The British Prime Minister has said that the Taliban could play a role in the future government of Afghanistan as long as they lay down their arms.

David Cameron, on a state visit to Kabul, made a comparison between the Taliban potentially sharing power in Afghanistan with how former members of the Irish Republican Army’s Sinn Fein now have top political roles in Northern Ireland.

The message to the Taliban is stop fighting, stop bombing, stop killing,” Cameron said. “Join a political process and you can be part of the future of this country. I have seen it in my own country, in Northern Ireland, where people who were involved in trying to kill, maim and bomb civilians, police officers, Army officers and even politicians are now politicians themselves, involved in the governance of the country.

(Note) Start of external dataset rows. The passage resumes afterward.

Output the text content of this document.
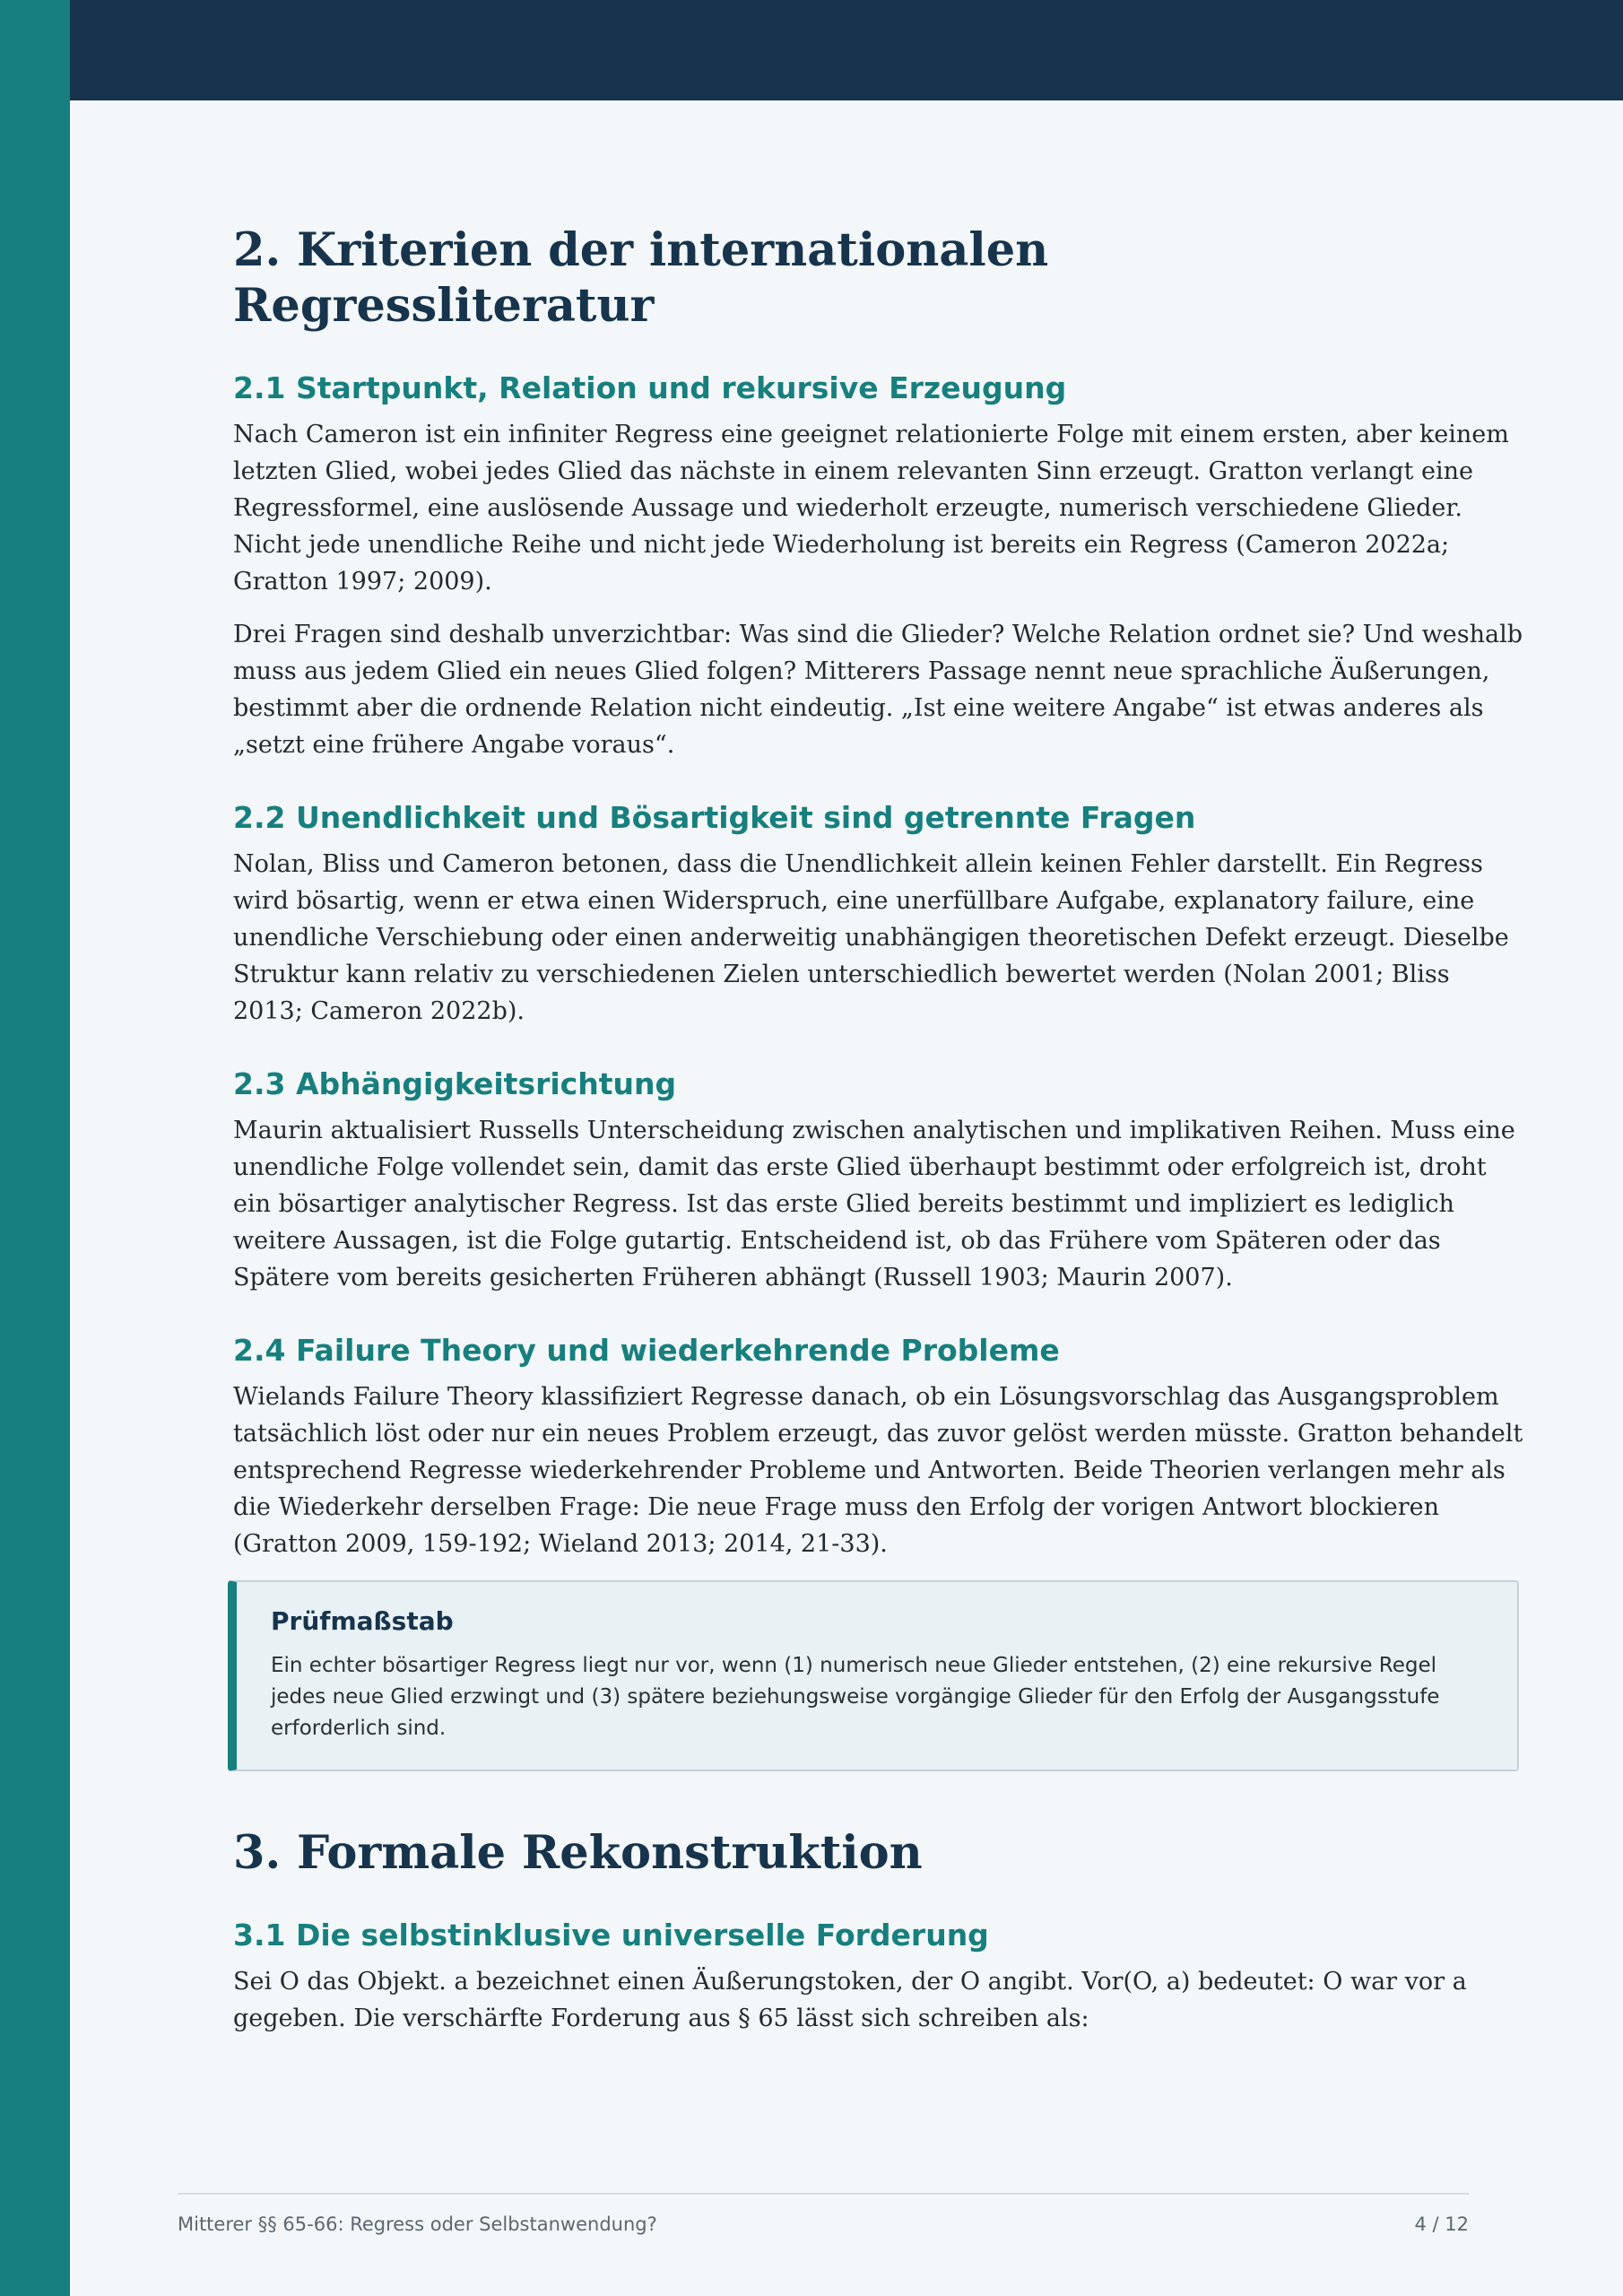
2. Kriterien der internationalen
Regressliteratur
2.1 Startpunkt, Relation und rekursive Erzeugung

Nach Cameron ist ein infiniter Regress eine geeignet relationierte Folge mit einem ersten, aber keinem letzten Glied, wobei jedes Glied das nächste in einem relevanten Sinn erzeugt. Gratton verlangt eine Regressformel, eine auslösende Aussage und wiederholt erzeugte, numerisch verschiedene Glieder. Nicht jede unendliche Reihe und nicht jede Wiederholung ist bereits ein Regress (Cameron 2022a; Gratton 1997; 2009).

Drei Fragen sind deshalb unverzichtbar: Was sind die Glieder? Welche Relation ordnet sie? Und weshalb muss aus jedem Glied ein neues Glied folgen? Mitterers Passage nennt neue sprachliche Äußerungen, bestimmt aber die ordnende Relation nicht eindeutig. „Ist eine weitere Angabe“ ist etwas anderes als „setzt eine frühere Angabe voraus“.

2.2 Unendlichkeit und Bösartigkeit sind getrennte Fragen

Nolan, Bliss und Cameron betonen, dass die Unendlichkeit allein keinen Fehler darstellt. Ein Regress wird bösartig, wenn er etwa einen Widerspruch, eine unerfüllbare Aufgabe, explanatory failure, eine unendliche Verschiebung oder einen anderweitig unabhängigen theoretischen Defekt erzeugt. Dieselbe Struktur kann relativ zu verschiedenen Zielen unterschiedlich bewertet werden (Nolan 2001; Bliss 2013; Cameron 2022b).

2.3 Abhängigkeitsrichtung

Maurin aktualisiert Russells Unterscheidung zwischen analytischen und implikativen Reihen. Muss eine unendliche Folge vollendet sein, damit das erste Glied überhaupt bestimmt oder erfolgreich ist, droht ein bösartiger analytischer Regress. Ist das erste Glied bereits bestimmt und impliziert es lediglich weitere Aussagen, ist die Folge gutartig. Entscheidend ist, ob das Frühere vom Späteren oder das Spätere vom bereits gesicherten Früheren abhängt (Russell 1903; Maurin 2007).

2.4 Failure Theory und wiederkehrende Probleme

Wielands Failure Theory klassifiziert Regresse danach, ob ein Lösungsvorschlag das Ausgangsproblem tatsächlich löst oder nur ein neues Problem erzeugt, das zuvor gelöst werden müsste. Gratton behandelt entsprechend Regresse wiederkehrender Probleme und Antworten. Beide Theorien verlangen mehr als die Wiederkehr derselben Frage: Die neue Frage muss den Erfolg der vorigen Antwort blockieren (Gratton 2009, 159-192; Wieland 2013; 2014, 21-33).

Prüfmaßstab
Ein echter bösartiger Regress liegt nur vor, wenn (1) numerisch neue Glieder entstehen, (2) eine rekursive Regel jedes neue Glied erzwingt und (3) spätere beziehungsweise vorgängige Glieder für den Erfolg der Ausgangsstufe erforderlich sind.
3. Formale Rekonstruktion
3.1 Die selbstinklusive universelle Forderung

Sei O das Objekt. a bezeichnet einen Äußerungstoken, der O angibt. Vor(O, a) bedeutet: O war vor a gegeben. Die verschärfte Forderung aus § 65 lässt sich schreiben als:

Mitterer §§ 65-66: Regress oder Selbstanwendung?	4 / 12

It can happen.

For example, Martin McGuinness, the Sinn Fein deputy first minister of Northern Ireland, is a former IRA commander.

Cameron added: You [Taliban] cannot win this fight. You should give this up and join a political process. You are losing this fight. You are seeing your fellow Taliban members being killed in ever larger numbers, this will only continue. So you should give that up and join a political process.”

Speaking in Kabul after holding talks with President Hamid Karzai, Cameron said he wants to see more attempts to reconcile and reintegrate Taliban members into mainstream Afghan politics as the day will soon come when western forces will have completely withdrawn from the country.

While it has already become public knowledge that UK government officials have entered into peace talks with the Taliban, Cameron’s explicit offer to the Taliban to share power may come as a shock to the thousands of families who have lost friends and relatives to Taliban gunmen, including hundreds of British and NATO soldiers serving in Afghanistan.

Cameron also defended the decision by western countries to gradually pull their troops out of Afghanistan.

“The British people deserve a deadline,” he said. I do believe this is the right plan at the right time. I'm confident we are on track.